İkinci sorunuza dönersek Türkiye’deki Yeşiller’in gücü özne olarak bunu şimdilik gerçekleştirmeye yetmese de fikri hegemonya yaratma açısından bir değer. Küresel yapının da etkisini unutmayalım. İstanbul’da, mesela 10 bin kişi sokağa çıktığında bu ufak bir rakam olarak görülebilir ama bunu bütün dünyadaki haberler ile birleştirdiğinizde mutlaka Türkiye’de dışa açık olan politikacılarda “Bizim de buna dikkat etmemiz gerekiyor” fikri doğuyor. Alttan alta yerel yönetimlerde ve çeşitli yapılarda adını koymadan yeşil politikaların utangaç bir şekilde ortaya konulduğunu görüyoruz.
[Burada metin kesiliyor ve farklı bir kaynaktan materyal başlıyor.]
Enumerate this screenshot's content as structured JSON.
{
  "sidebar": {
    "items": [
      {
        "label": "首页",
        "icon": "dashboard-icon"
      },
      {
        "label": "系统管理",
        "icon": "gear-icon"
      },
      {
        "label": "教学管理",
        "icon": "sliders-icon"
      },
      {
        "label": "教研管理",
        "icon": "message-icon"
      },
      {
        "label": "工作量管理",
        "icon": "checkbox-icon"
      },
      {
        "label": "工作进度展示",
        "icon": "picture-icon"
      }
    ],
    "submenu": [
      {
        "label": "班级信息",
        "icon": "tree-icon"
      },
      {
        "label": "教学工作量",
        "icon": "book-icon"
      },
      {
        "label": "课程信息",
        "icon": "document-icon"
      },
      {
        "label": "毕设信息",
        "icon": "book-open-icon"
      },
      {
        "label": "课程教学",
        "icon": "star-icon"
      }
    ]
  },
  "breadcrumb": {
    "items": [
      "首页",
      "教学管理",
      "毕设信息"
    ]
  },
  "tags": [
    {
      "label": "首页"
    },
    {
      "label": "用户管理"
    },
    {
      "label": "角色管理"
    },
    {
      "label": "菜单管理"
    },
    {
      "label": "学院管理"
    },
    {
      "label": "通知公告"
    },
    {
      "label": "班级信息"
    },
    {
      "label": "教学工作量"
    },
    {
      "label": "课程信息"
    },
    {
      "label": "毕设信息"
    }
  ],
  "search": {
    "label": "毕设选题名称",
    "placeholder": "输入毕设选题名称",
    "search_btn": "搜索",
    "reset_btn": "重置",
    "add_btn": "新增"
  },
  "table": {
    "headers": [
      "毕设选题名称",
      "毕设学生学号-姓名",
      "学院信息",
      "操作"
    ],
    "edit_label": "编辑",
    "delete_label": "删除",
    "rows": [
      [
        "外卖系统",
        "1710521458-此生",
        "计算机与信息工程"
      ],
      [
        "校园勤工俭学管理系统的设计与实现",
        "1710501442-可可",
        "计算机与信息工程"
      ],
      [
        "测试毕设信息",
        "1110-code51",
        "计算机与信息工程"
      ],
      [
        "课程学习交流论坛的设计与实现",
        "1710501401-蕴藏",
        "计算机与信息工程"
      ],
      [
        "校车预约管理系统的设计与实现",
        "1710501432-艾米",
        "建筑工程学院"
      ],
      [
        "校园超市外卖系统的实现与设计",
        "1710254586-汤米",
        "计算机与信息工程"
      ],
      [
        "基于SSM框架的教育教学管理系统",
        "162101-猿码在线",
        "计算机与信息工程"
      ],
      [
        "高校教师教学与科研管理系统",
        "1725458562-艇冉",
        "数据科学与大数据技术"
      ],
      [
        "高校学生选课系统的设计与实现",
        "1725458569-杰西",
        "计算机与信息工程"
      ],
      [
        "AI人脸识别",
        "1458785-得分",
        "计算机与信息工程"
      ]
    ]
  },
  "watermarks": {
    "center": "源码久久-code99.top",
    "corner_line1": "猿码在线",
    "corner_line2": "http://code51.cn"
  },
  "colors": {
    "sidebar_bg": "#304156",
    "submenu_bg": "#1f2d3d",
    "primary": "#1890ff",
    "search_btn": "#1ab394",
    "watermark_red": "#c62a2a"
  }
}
Bir önceki soruyla birlikte düşünecek olursak Türkiye’de yeşil politika üretmenin ve uygulamanın önündeki engeller nelerdir size göre?
Türkiye’de yeşil politika ya da ufak sayılabilecek partilerin politika üretmesinin önündeki en büyük engel Siyasi Partiler Kanunu ve Seçim Kanunu. Her ne kadar alternatif politika, sokaktan politika deseniz de oy pusulasında olmadığınız sürece ülkenin çoğu için yoksunuz. Bunun da olmasının ihtimali 81 ilin yarısında örgütlenmenize, o illerin de ilçelerinin üçte birinde bulunmanıza bağlı. Bu sadece aylık olarak korkunç bir kira parası demek. Küçük yapıların örgütlenememesi, seçime girememesi üzerine kurulmuş merkezileşmiş bir yapı var. Daha da merkezi olsun diye Başkanlık Sistemi getirildi fakat burada ilginç bir durum oldu. 50+1 almak kazanmaya yeteceği için çok küçük bazı partiler ittifaklar ile söz sahibi olmaya başladılar. Bu konuşmayı biz dört sene önce yapsaydık en önemli engel olarak %10 barajını söylerdim. %10 barajı hâlâ var fakat kendi örgütlenmesini tamamlamış, sözünü kendine güvenen bir şekilde söyleyen Yeşiller Partisi’nin herhangi bir ittifak içerisinde kendine yer bulması ve gücünden daha fazla o ittifakı etkilemesi ve yönünü değiştirmesi mümkün. Ancak dediğim gibi 40 ilde ve 150-160 ilçede yer kiralamak ve tabela asmak demek, bizim ya da arkasında maddi olarak herhangi bir desteği olmayan bir yapının çok da altından kalkabileceği bir durum değil. Bizim için önemli olan sözünü kendine güvenen bir şekilde söylemek ve yeni sistemin yarattığı çatlaklardan ilerlemeye çalışmak.
Avrupa’daki Avrupa Yeşilleri ile iletişiminiz nasıl? Destek açıklamalarının geldiğini biliyoruz. Ortak çalışmalar olacak mı? Başka işbirliği haberleri alacak mıyız?
Avrupa Yeşilleri tanıtım toplantımıza gelip bize destek oldular. Onlara teşekkür ediyoruz. Partileşmeden Avrupa Yeşiller Partisi’nin ya da Avrupa Yeşillerinin içerisine doğrudan girmenin çok bir imkanı yok. Fakat çeşitli toplantılara katılımlarla ve işbirlikleri ile bunu yürütüyoruz. Yeşiller Meclisi kendini daha da gerçekleştirdiğinde yeni işbirlikleri mutlaka olacaktır. Meclis, biraz önce bahsettiğim gibi, Genç Yeşiller ile çok entegre bir şekilde çalışmalarına devam ediyor. Yokoluş İsyanı veya iklim grevleri ile küresel boyutta alışverişimiz devam ediyor. Bu tarz yapılar ortaya çıktığında, ilkelerimize uyuyorsa olabildiğince destek veriyoruz. Oradaki yapıları buraya taşımaya, buradaki fikirleri oraya iletmeye çalışıyoruz.